3. Project creation. Identified opportunities become structured marketing Projects: a brief, specific tasks, recommended execution workflows, and reasoning for why this opportunity was prioritized.
4. Agent routing. Aim routes Projects to specialized Profound Agents — for research, content creation, optimization, and other marketing tasks. Human approval gates are included at configurable points.
5. Performance measurement. Outcomes feed back into Aim’s opportunity detection, refining which signals produce results for your specific brand and audience.
This is meaningfully different from a dashboard with action recommendations. Aim executes the intake and routing work that a marketing analyst would otherwise do before anything gets worked on.
Sarah Shaffer from Plaid, an early user: “The projects Aim surfaces are literally gold. They align perfectly to what we’re trying to accomplish.”
The Customers Using It
Profound’s platform is trusted by Figma, Walmart, Ramp, MongoDB, Chime, and U.S. Bank. These are companies with significant AI search surface area — their products appear in AI-generated answers frequently, often with variable accuracy. The accuracy dimension is particularly relevant for MongoDB and Ramp: incorrect AI-generated descriptions of developer tools or fintech products cause real support friction and lost evaluations.
Who This Is For
Marketing teams at companies whose products are frequently cited (or miscited) in AI search. If Perplexity or ChatGPT describes your product incorrectly to a potential user, that’s a conversion problem. Aim’s accuracy monitoring and content optimization pipeline addresses this directly.
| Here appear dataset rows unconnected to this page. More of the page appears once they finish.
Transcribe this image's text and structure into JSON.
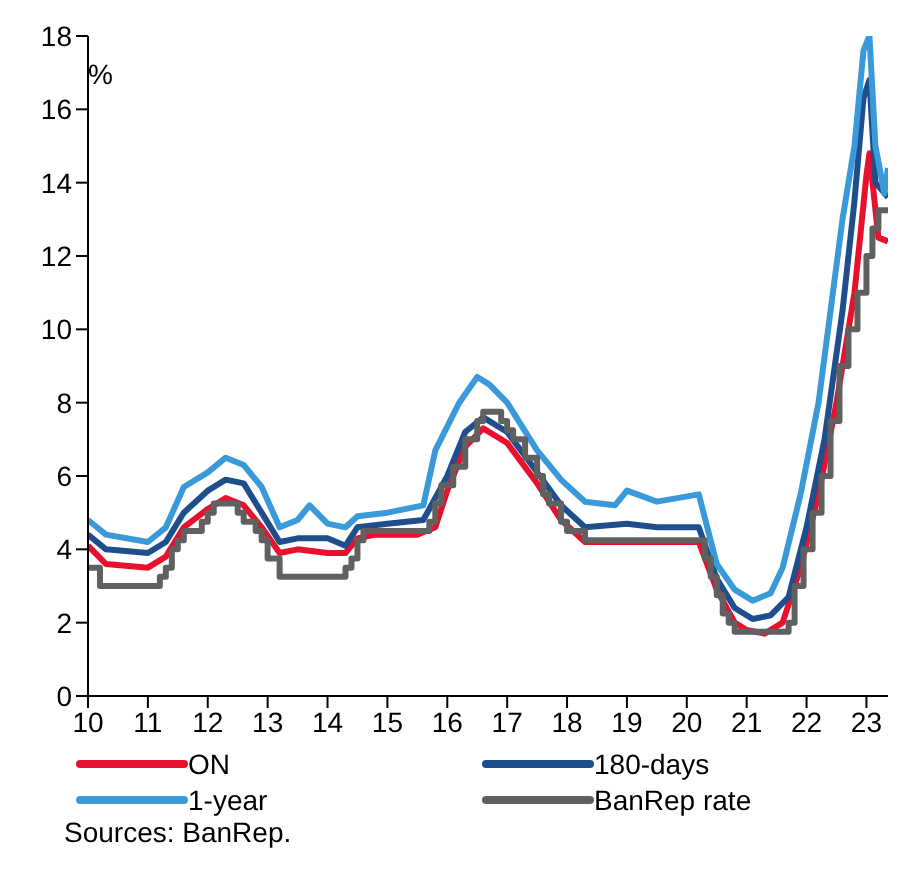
{
  "chart_data": {
    "type": "line",
    "ylabel": "%",
    "xlim": [
      10,
      23.36
    ],
    "xticks": [
      10,
      11,
      12,
      13,
      14,
      15,
      16,
      17,
      18,
      19,
      20,
      21,
      22,
      23
    ],
    "ylim": [
      0,
      18
    ],
    "yticks": [
      0,
      2,
      4,
      6,
      8,
      10,
      12,
      14,
      16,
      18
    ],
    "grid": false,
    "legend": "bottom",
    "marker": "none",
    "annotations": [
      "Sources: BanRep."
    ],
    "series": [
      {
        "name": "ON",
        "color": "#e8112d",
        "x": [
          10.0,
          10.3,
          11.0,
          11.3,
          11.6,
          12.0,
          12.3,
          12.6,
          12.9,
          13.2,
          13.5,
          14.0,
          14.3,
          14.5,
          14.8,
          15.5,
          15.8,
          16.0,
          16.3,
          16.6,
          17.0,
          17.5,
          17.9,
          18.3,
          19.0,
          20.2,
          20.5,
          20.8,
          21.0,
          21.3,
          21.6,
          21.9,
          22.2,
          22.5,
          22.8,
          23.0,
          23.05,
          23.2,
          23.36
        ],
        "values": [
          4.1,
          3.6,
          3.5,
          3.8,
          4.6,
          5.1,
          5.4,
          5.2,
          4.6,
          3.9,
          4.0,
          3.9,
          3.9,
          4.3,
          4.4,
          4.4,
          4.6,
          5.6,
          6.8,
          7.3,
          6.9,
          5.8,
          4.8,
          4.2,
          4.2,
          4.2,
          2.9,
          2.0,
          1.8,
          1.7,
          2.0,
          3.5,
          5.5,
          8.0,
          11.0,
          14.2,
          14.8,
          12.5,
          12.4
        ]
      },
      {
        "name": "180-days",
        "color": "#1f4e8c",
        "x": [
          10.0,
          10.3,
          11.0,
          11.3,
          11.6,
          12.0,
          12.3,
          12.6,
          12.9,
          13.2,
          13.5,
          14.0,
          14.3,
          14.5,
          15.0,
          15.6,
          16.0,
          16.3,
          16.6,
          17.0,
          17.5,
          17.9,
          18.3,
          19.0,
          19.5,
          20.2,
          20.5,
          20.8,
          21.1,
          21.4,
          21.7,
          22.0,
          22.3,
          22.6,
          22.8,
          22.95,
          23.05,
          23.15,
          23.36
        ],
        "values": [
          4.4,
          4.0,
          3.9,
          4.2,
          5.0,
          5.6,
          5.9,
          5.8,
          5.0,
          4.2,
          4.3,
          4.3,
          4.1,
          4.6,
          4.7,
          4.8,
          6.0,
          7.2,
          7.6,
          7.2,
          6.1,
          5.2,
          4.6,
          4.7,
          4.6,
          4.6,
          3.2,
          2.4,
          2.1,
          2.2,
          2.7,
          4.6,
          7.0,
          10.5,
          13.5,
          16.3,
          16.8,
          14.0,
          13.6
        ]
      },
      {
        "name": "1-year",
        "color": "#3a9ad9",
        "x": [
          10.0,
          10.3,
          11.0,
          11.3,
          11.6,
          12.0,
          12.3,
          12.6,
          12.9,
          13.2,
          13.5,
          13.7,
          14.0,
          14.3,
          14.5,
          15.0,
          15.6,
          15.8,
          16.2,
          16.5,
          16.7,
          17.0,
          17.5,
          17.9,
          18.3,
          18.8,
          19.0,
          19.5,
          20.2,
          20.5,
          20.8,
          21.1,
          21.4,
          21.6,
          21.9,
          22.2,
          22.4,
          22.6,
          22.8,
          22.95,
          23.05,
          23.15,
          23.3,
          23.36
        ],
        "values": [
          4.8,
          4.4,
          4.2,
          4.6,
          5.7,
          6.1,
          6.5,
          6.3,
          5.7,
          4.6,
          4.8,
          5.2,
          4.7,
          4.6,
          4.9,
          5.0,
          5.2,
          6.7,
          8.0,
          8.7,
          8.5,
          8.0,
          6.7,
          5.9,
          5.3,
          5.2,
          5.6,
          5.3,
          5.5,
          3.6,
          2.9,
          2.6,
          2.8,
          3.5,
          5.5,
          8.0,
          10.5,
          13.0,
          15.0,
          17.6,
          18.0,
          15.0,
          13.7,
          14.4
        ]
      },
      {
        "name": "BanRep rate",
        "color": "#606060",
        "type": "step",
        "x": [
          10.0,
          10.2,
          11.1,
          11.2,
          11.3,
          11.4,
          11.5,
          11.6,
          11.9,
          12.0,
          12.1,
          12.5,
          12.6,
          12.8,
          12.9,
          13.0,
          13.2,
          14.3,
          14.4,
          14.5,
          14.6,
          15.7,
          15.8,
          15.9,
          16.1,
          16.3,
          16.5,
          16.6,
          16.9,
          17.0,
          17.1,
          17.3,
          17.5,
          17.6,
          17.7,
          17.9,
          18.0,
          18.3,
          20.2,
          20.3,
          20.4,
          20.5,
          20.6,
          20.7,
          20.8,
          21.7,
          21.8,
          21.95,
          22.1,
          22.25,
          22.4,
          22.55,
          22.7,
          22.85,
          23.0,
          23.1,
          23.2,
          23.36
        ],
        "values": [
          3.5,
          3.0,
          3.0,
          3.25,
          3.5,
          4.0,
          4.25,
          4.5,
          4.75,
          5.0,
          5.25,
          5.0,
          4.75,
          4.5,
          4.25,
          3.75,
          3.25,
          3.5,
          3.75,
          4.25,
          4.5,
          4.75,
          5.25,
          5.75,
          6.25,
          7.0,
          7.5,
          7.75,
          7.5,
          7.25,
          7.0,
          6.5,
          6.0,
          5.5,
          5.25,
          4.75,
          4.5,
          4.25,
          4.25,
          3.75,
          3.25,
          2.75,
          2.25,
          2.0,
          1.75,
          2.0,
          3.0,
          4.0,
          5.0,
          6.0,
          7.5,
          9.0,
          10.0,
          11.0,
          12.0,
          12.75,
          13.25,
          13.25
        ]
      }
    ]
  }
}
Teams shipping in the AI infrastructure and developer tools space. If you build MCP servers, AI agents, coding assistants, or developer platforms, your target users are almost certainly discovering competitive options through AI search. Your citation frequency and sentiment in those answers is now a KPI.
Organizations with marketing bandwidth constraints. Aim’s value is compressing the gap between “we have AI search data” and “we’re acting on it.” If your team has the data but not the cycles to act, the background agent model is the right abstraction.
Who Should Skip It
Indie builders and small teams. Profound is priced for enterprises — no public pricing, sales-driven process. If you’re a solo developer or small startup, the investment required to operationalize Profound’s platform isn’t justified until you have marketing bandwidth and budget to match.
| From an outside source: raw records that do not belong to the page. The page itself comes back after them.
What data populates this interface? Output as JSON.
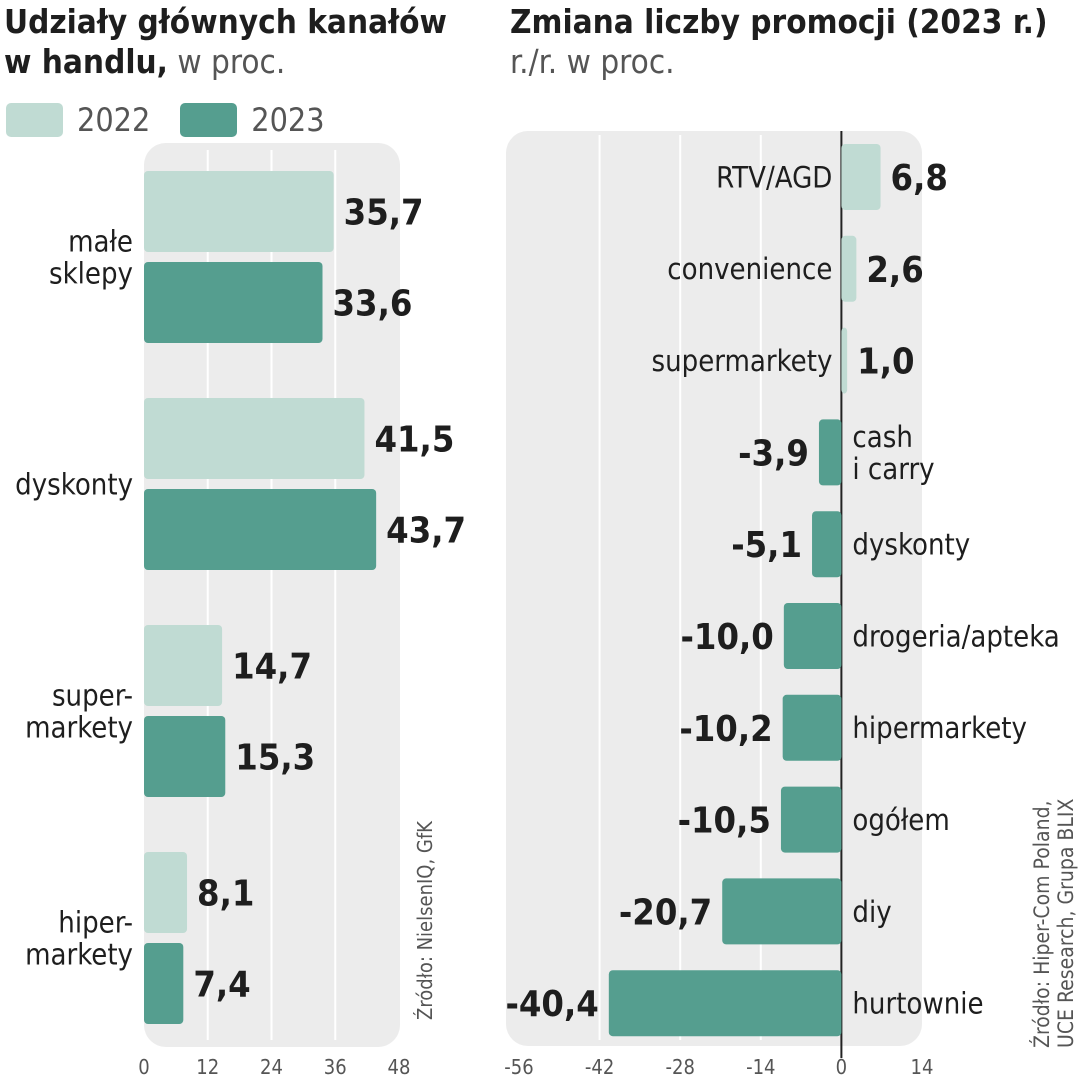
{
  "left": {
    "title_bold_1": "Udziały głównych kanałów",
    "title_bold_2": "w handlu,",
    "title_rest": " w proc.",
    "source": "Źródło: NielsenIQ, GfK"
  },
  "right": {
    "title": "Zmiana liczby promocji (2023 r.)",
    "subtitle": "r./r. w proc.",
    "source_line1": "Źródło: Hiper-Com Poland,",
    "source_line2": "UCE Research, Grupa BLIX"
  },
  "legend": [
    {
      "label": "2022",
      "color": "#c0dbd3"
    },
    {
      "label": "2023",
      "color": "#559e8f"
    }
  ],
  "colors": {
    "light": "#c0dbd3",
    "dark": "#559e8f",
    "panel": "#ececec",
    "grid": "#ffffff",
    "text": "#1e1e1e",
    "muted": "#555555"
  },
  "chart_data": [
    {
      "type": "bar",
      "orientation": "horizontal",
      "categories": [
        [
          "małe",
          "sklepy"
        ],
        [
          "dyskonty"
        ],
        [
          "super-",
          "markety"
        ],
        [
          "hiper-",
          "markety"
        ]
      ],
      "series": [
        {
          "name": "2022",
          "values": [
            35.7,
            41.5,
            14.7,
            8.1
          ],
          "labels": [
            "35,7",
            "41,5",
            "14,7",
            "8,1"
          ]
        },
        {
          "name": "2023",
          "values": [
            33.6,
            43.7,
            15.3,
            7.4
          ],
          "labels": [
            "33,6",
            "43,7",
            "15,3",
            "7,4"
          ]
        }
      ],
      "xlim": [
        0,
        48
      ],
      "xticks": [
        0,
        12,
        24,
        36,
        48
      ],
      "grid": true
    },
    {
      "type": "bar",
      "orientation": "horizontal",
      "categories": [
        [
          "RTV/AGD"
        ],
        [
          "convenience"
        ],
        [
          "supermarkety"
        ],
        [
          "cash",
          "i carry"
        ],
        [
          "dyskonty"
        ],
        [
          "drogeria/apteka"
        ],
        [
          "hipermarkety"
        ],
        [
          "ogółem"
        ],
        [
          "diy"
        ],
        [
          "hurtownie"
        ]
      ],
      "values": [
        6.8,
        2.6,
        1.0,
        -3.9,
        -5.1,
        -10.0,
        -10.2,
        -10.5,
        -20.7,
        -40.4
      ],
      "labels": [
        "6,8",
        "2,6",
        "1,0",
        "-3,9",
        "-5,1",
        "-10,0",
        "-10,2",
        "-10,5",
        "-20,7",
        "-40,4"
      ],
      "xlim": [
        -56,
        14
      ],
      "xticks": [
        -56,
        -42,
        -28,
        -14,
        0,
        14
      ],
      "grid": true
    }
  ]
}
Teams in markets where AI search hasn’t displaced traditional discovery. Highly local businesses, niche B2B categories with long sales cycles and small buyer pools, or markets where AI search penetration is still low may see minimal return.
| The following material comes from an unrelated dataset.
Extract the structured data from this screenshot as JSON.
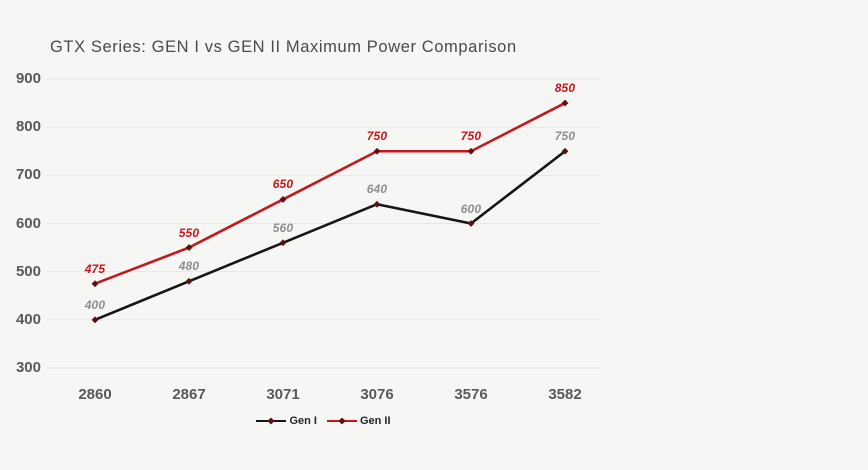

Teams without a content and optimization loop. Aim identifies opportunities and routes to agents — but the agents still produce work that requires human review and publishing decisions. If you have no existing content and optimization motion to accelerate, Aim is routing work into a system that doesn’t exist yet.
The Broader Signal
Profound raised $96 million to build this business. The bet is that “AI search visibility” becomes as established a marketing discipline as SEO — with its own tools, benchmarks, practitioners, and agency services. Aim is their move from analytics platform to active agent, which is both the obvious evolution and the risky one: analytics tools measure, agents fail.
For builders shipping AI-native products, the strategic implication is simpler: you need to know how AI models describe your product, and you need a content strategy for the cases where they describe it wrong. Whether you use Profound or not, that’s the problem Aim is solving.
ChatForest covers AI search, agent infrastructure, and developer marketing for builders. This article is based on Profound’s July 2 press release, MartechSeries reporting, and Adweek’s coverage. We have no commercial relationship with Profound.